Katowice İklim Değişikliği Konferansı'nda Guterres, iklim eyleminin sadece doğru olmadığını, aynı zamanda sosyal ve ekonomik değeri de olduğunu belirtti. Dünya Sağlık Örgütü'nün verilerine göre, Paris Anlaşması'nın hedeflerine ulaşmak hava kirliliğini azaltacak ve 2030'a kadar her yıl 1 milyondan fazla hayat kurtarılacak. Son Yeni İklim Ekonomisi Raporuna göre, iddialı iklim eylemi, önümüzdeki 12 yıl içinde 65 milyon iş yaratabilir ve 26 trilyon ABD doları tutarında doğrudan ekonomik fayda sağlayabilir.
Konferansta birçok yetkili tarafından "son tarih" terimi sık sık dile getirildi.
Paris Anlaşması, 2018'in, sözleşmeye taraf devletlerin emisyon azaltma taahhütlerini yerine getirmek için çalışma planları oluşturmaları için son tarih olduğunu şart koşuyor.
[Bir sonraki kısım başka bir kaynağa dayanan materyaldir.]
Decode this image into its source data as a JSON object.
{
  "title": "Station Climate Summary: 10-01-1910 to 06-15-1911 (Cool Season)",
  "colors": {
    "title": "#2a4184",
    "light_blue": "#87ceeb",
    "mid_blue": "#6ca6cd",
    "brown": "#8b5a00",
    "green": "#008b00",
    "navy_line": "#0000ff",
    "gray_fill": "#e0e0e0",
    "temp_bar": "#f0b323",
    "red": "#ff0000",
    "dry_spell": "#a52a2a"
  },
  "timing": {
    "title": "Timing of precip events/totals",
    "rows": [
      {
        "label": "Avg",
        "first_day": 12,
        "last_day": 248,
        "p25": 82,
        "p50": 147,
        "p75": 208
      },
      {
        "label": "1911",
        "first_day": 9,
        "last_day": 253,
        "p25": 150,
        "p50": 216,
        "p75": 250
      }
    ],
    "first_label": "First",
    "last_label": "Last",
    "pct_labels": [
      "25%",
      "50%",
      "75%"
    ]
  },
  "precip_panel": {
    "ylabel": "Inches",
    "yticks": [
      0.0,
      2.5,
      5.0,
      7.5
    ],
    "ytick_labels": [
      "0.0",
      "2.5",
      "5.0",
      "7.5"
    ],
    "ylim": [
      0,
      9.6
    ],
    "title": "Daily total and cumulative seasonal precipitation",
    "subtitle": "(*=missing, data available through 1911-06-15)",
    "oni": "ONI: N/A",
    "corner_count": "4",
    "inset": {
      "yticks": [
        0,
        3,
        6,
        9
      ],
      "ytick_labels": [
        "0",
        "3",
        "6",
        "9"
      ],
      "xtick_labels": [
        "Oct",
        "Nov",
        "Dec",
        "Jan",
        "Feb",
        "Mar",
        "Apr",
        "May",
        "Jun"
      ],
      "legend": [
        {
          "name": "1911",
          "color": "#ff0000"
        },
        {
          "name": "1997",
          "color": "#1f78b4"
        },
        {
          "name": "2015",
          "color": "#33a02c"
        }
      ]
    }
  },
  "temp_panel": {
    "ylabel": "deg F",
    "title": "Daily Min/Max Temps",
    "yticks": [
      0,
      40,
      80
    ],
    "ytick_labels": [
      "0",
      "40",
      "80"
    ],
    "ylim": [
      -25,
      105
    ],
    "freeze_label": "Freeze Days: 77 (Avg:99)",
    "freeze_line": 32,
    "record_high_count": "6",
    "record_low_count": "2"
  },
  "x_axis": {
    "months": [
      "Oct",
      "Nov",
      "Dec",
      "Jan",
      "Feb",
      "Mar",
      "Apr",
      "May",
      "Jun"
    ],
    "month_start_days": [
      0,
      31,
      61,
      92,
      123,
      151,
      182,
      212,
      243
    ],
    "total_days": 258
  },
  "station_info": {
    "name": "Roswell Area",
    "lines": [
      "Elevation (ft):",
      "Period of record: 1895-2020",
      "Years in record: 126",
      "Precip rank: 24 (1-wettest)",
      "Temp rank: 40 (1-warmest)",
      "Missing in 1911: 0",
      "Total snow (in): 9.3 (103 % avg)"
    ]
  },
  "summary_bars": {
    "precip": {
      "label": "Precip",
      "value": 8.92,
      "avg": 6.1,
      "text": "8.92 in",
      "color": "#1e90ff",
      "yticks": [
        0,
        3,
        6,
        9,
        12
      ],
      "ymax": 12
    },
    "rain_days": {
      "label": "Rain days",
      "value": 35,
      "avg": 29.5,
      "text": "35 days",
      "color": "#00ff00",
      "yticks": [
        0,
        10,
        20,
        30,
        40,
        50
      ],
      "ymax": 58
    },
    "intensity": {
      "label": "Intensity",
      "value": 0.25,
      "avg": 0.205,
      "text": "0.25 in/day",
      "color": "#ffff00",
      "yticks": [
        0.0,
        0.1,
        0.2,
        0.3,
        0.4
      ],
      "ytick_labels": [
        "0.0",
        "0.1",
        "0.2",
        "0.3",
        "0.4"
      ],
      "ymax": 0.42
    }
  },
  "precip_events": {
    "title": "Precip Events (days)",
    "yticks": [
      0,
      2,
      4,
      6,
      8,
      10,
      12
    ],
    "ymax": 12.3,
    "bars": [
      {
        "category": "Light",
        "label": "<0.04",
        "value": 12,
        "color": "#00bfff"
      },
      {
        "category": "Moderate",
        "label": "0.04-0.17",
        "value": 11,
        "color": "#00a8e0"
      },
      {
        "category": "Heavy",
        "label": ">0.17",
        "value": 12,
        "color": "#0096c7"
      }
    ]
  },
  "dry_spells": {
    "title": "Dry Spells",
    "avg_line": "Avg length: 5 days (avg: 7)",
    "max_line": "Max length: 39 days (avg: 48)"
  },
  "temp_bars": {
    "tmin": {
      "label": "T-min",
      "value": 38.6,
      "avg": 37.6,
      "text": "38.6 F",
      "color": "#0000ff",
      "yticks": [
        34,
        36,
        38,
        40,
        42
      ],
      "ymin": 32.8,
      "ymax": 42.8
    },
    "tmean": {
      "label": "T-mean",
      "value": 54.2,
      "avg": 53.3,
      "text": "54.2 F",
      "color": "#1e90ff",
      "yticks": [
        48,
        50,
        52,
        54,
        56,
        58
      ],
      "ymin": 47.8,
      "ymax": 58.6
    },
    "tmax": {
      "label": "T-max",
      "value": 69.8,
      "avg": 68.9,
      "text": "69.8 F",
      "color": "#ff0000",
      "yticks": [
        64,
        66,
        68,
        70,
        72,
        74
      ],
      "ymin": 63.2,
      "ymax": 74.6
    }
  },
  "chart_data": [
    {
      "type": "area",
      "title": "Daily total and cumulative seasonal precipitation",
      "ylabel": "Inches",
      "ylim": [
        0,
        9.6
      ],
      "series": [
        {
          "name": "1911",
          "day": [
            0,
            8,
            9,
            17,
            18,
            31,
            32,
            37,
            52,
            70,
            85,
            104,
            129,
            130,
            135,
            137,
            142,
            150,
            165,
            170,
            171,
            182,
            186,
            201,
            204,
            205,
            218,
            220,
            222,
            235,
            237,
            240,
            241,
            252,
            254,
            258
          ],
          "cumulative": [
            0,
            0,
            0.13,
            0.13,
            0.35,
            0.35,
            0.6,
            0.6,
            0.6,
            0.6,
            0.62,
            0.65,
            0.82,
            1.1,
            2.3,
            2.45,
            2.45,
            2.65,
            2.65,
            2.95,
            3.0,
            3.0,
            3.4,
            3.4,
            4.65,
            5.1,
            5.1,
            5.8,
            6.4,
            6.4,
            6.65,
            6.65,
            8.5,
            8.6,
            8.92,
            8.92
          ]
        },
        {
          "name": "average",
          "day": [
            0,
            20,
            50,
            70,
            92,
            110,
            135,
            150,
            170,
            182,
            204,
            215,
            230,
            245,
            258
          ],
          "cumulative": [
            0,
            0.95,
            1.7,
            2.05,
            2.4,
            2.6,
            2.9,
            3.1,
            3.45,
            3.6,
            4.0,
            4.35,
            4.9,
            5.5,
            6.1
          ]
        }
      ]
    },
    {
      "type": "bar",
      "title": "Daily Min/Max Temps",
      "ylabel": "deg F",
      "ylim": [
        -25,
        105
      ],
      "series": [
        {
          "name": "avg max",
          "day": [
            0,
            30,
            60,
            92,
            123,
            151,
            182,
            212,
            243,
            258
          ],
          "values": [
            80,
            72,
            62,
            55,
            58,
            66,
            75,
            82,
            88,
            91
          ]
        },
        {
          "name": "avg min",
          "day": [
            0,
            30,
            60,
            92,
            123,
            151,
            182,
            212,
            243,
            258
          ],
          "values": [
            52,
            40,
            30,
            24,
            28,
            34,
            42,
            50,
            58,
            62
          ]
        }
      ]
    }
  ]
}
Guterres tüm taraflara şunu hatırlattı: "Bu, kendiniz için belirlediğiniz son tarih ve buna uymalısınız."
Sınırsız görüşmeler için vaktimiz olmadığını söyledi. Adillik ilkelerine, ortak ancak farklılaştırılmış sorumluluklara ve ilgili yeteneklere dayanan, açık kurallar oluşturan, eylemleri teşvik eden ve farklı ulusal koşullara göre istekleri artıran birleşik bir uygulama vizyonuna ihtiyacımız var.